Plateforme – Michel Houellebecq

Plateforme - Michel Houellebecq Je continue la lecture des romans de Michel Houellebecq, même si j’ai été déçu par son dernier livre, Soumission. Plateforme date de 2001, et paraît après Les particules élémentaires, le roman qui l’a fait connaître du grand public.

Et celui-ci démarre bien, j’ai aimé toute la première partie, lorsque Michel part en voyage organisé en Asie avec le club Nouvelles-Frontières. Le personnage principal va même y rencontrer de la femme de sa vie, et même s’il faut attendre le retour à Paris pour qu’ils se trouvent enfin, l’impossible arrive : Michel rencontre le bonheur avec une femme !

Une fois la surprise passée, et quelques pages tournées, la suite de l’histoire dérape assez rapidement (sinon, ce ne serait plus du Houellebecq !) : la deuxième partie, axée sur le montage d’un système de tourisme sexuel, est carrément décevante. Beaucoup de poncifs sont énoncés comme des lois universelles (les hommes aiment coucher avec des asiatiques, et les femmes préfèrent les noirs…) sur lesquels l’auteur bâtit son raisonnement qui se veut de type sociologique, avec du recul et une hauteur de vue. Or on reste quand même au ras des pâquerettes, et proche des réflexions du beauf’ moyen.

Autant dans Les particules élémentaires, j’avais trouvé le côté sociologique très intéressant, et même fulgurant parfois, autant ici, c’est assez décevant, voir nul ! Les musulmans se font (déjà) taper dessus, et (à posteriori) le choix de la Thaïlande comme lieu d’attentat est plutôt mal choisi. À noter également des scènes de sexe, aux descriptions assez détaillées, ce que je n’avais pas observé dans ses deux premiers romans.

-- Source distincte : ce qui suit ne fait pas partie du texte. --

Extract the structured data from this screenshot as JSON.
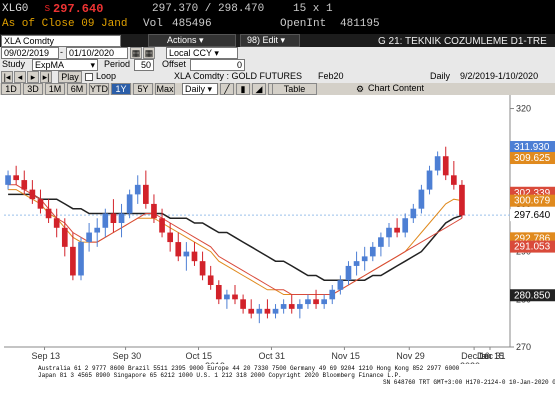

J’ai donc été plutôt déçu dans l’ensemble par ce roman : comme toujours, Houellebecq porte une vision très nihiliste du monde (pourquoi pas ?), mais qui me paraît un peu complaisante à la longue. Voilà l’un des derniers paragraphes, quand Michel a tout plaqué pour aller finir sa vie à Pattaya :

Jusqu’au bout je resterai un enfant de l’Europe, du souci et de la honte ; je n’ai aucun message d’espérance à délivrer. Pour l’Occident je n’éprouve pas de haine, tout au plus un immense mépris. Je sais seulement que, tous autant que nous sommes, nous puons l’égoïsme, le masochisme et la mort. Nous avons créé un système dans lequel il est devenu simplement impossible de vivre ; et, de plus, nous continuons à l’exporter.
Le soir tombe, les guirlandes multicolores s’allument aux devantures des beer bars. Les seniors allemands s’installent, posent une main épaisse sur la cuisse de leur jeune compagne. Plus que tout autre peuple ils connaissent le souci et la honte, ils éprouvent le besoin de chairs tendres, d’une peau douce et indéfiniment rafraîchissante. Plus que tout autre peuple, ils connaissent le désir de leur propre anéantissement. Il est rare qu’on rencontre chez eux cette vulgarité pragmatique et satisfaite des touristes anglo-saxons, cette manière de comparer sans cesse les prestations et les prix. Il est rare également qu’ils fassent de la gymnastique, qu’ils entretiennent leur propre corps. En général ils mangent trop, boivent trop de bière, font de la mauvaise graisse ; la plupart mourront sous peu. Ils sont souvent amicaux, aiment à plaisanter, à offrir des tournées, à raconter des histoires ; leur compagnie pourtant est apaisante et triste.
La mort, maintenant, je l’ai comprise ; je ne crois pas qu’elle me fera beaucoup de mal. J’ai connu la haine, le mépris, la décrépitude et différentes choses ; j’ai même connu de brefs moments d’amour. Rien ne survivra de moi, et je ne mérite pas que rien me survive ; j’aurai été un individu médiocre, sous tous ses aspects.

Autres romans du même auteur sur ce blog :

Michel Houellebecq (né Michel Thomas à La Réunion en 1956), est l’un des auteurs contemporains de la langue française les plus connus et traduits dans le monde. Révélé par « Extension du domaine de la lutte » (1994) et surtout « Les particules élémentaires » (1998). Élevé d’abord par ses grands-parents maternels en Algérie, il est confié à six ans à sa grand-mère paternelle Henriette, communiste, dont il adoptera le nom de jeune fille comme patronyme.